POOL/AFP via Getty Images

Embora esteja envolvido numa reforma que deixa para trás a gestão militar soviética, Valerii Zaluzhnyi confessou que uma das suas referências no universo castrense é, curiosamente, o comandante das forças armadas russas, Valery Gerasimov. “Fui criado na doutrina militar russa e ainda penso que a ciência da guerra está toda localizada na Rússia”, assinalou o chefe militar ucraniano, acrescentando que “leu tudo o que escreveu” o seu homólogo russo. “Ele é o homem mais inteligente de todos”, chegou mesmo a elogiar, numa entrevista à revista Time, já em setembro de 2022.

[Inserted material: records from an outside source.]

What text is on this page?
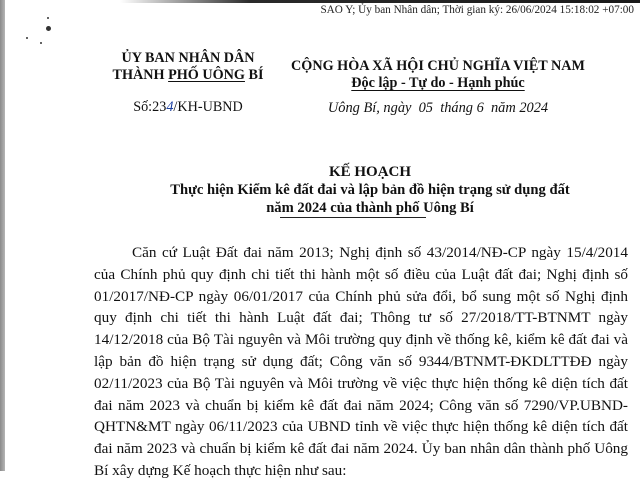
SAO Y; Ủy ban Nhân dân; Thời gian ký: 26/06/2024 15:18:02 +07:00
ỦY BAN NHÂN DÂN
THÀNH PHỐ UÔNG BÍ
Số:234/KH-UBND
CỘNG HÒA XÃ HỘI CHỦ NGHĨA VIỆT NAM
Độc lập - Tự do - Hạnh phúc
Uông Bí, ngày  05  tháng 6  năm 2024
KẾ HOẠCH
Thực hiện Kiểm kê đất đai và lập bản đồ hiện trạng sử dụng đất
năm 2024 của thành phố Uông Bí

Căn cứ Luật Đất đai năm 2013; Nghị định số 43/2014/NĐ-CP ngày 15/4/2014 của Chính phủ quy định chi tiết thi hành một số điều của Luật đất đai; Nghị định số 01/2017/NĐ-CP ngày 06/01/2017 của Chính phủ sửa đổi, bổ sung một số Nghị định quy định chi tiết thi hành Luật đất đai; Thông tư số 27/2018/TT-BTNMT ngày 14/12/2018 của Bộ Tài nguyên và Môi trường quy định về thống kê, kiểm kê đất đai và lập bản đồ hiện trạng sử dụng đất; Công văn số 9344/BTNMT-ĐKDLTTĐĐ ngày 02/11/2023 của Bộ Tài nguyên và Môi trường về việc thực hiện thống kê diện tích đất đai năm 2023 và chuẩn bị kiểm kê đất đai năm 2024; Công văn số 7290/VP.UBND-QHTN&MT ngày 06/11/2023 của UBND tỉnh về việc thực hiện thống kê diện tích đất đai năm 2023 và chuẩn bị kiểm kê đất đai năm 2024. Ủy ban nhân dân thành phố Uông Bí xây dựng Kế hoạch thực hiện như sau:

Aquela entrevista foi, aliás, uma das poucas vezes que Valeriy Zaluzhnyi, eleito pela revista Time como uma das 100 pessoas mais influentes em 2022, quebrou o silêncio. Apesar dos sucessos que obteve até ao momento, o comandante das forças armadas ucranianas mantém uma postura discreta e a sua presença mediática é praticamente nula. Contrariamente ao Presidente ucraniano — que faz discursos diários ao país, é muito ativo nas redes sociais e dá múltiplas entrevistas —, o chefe das Forças Armadas prefere manter-se, na maioria das vezes, longe dos holofotes.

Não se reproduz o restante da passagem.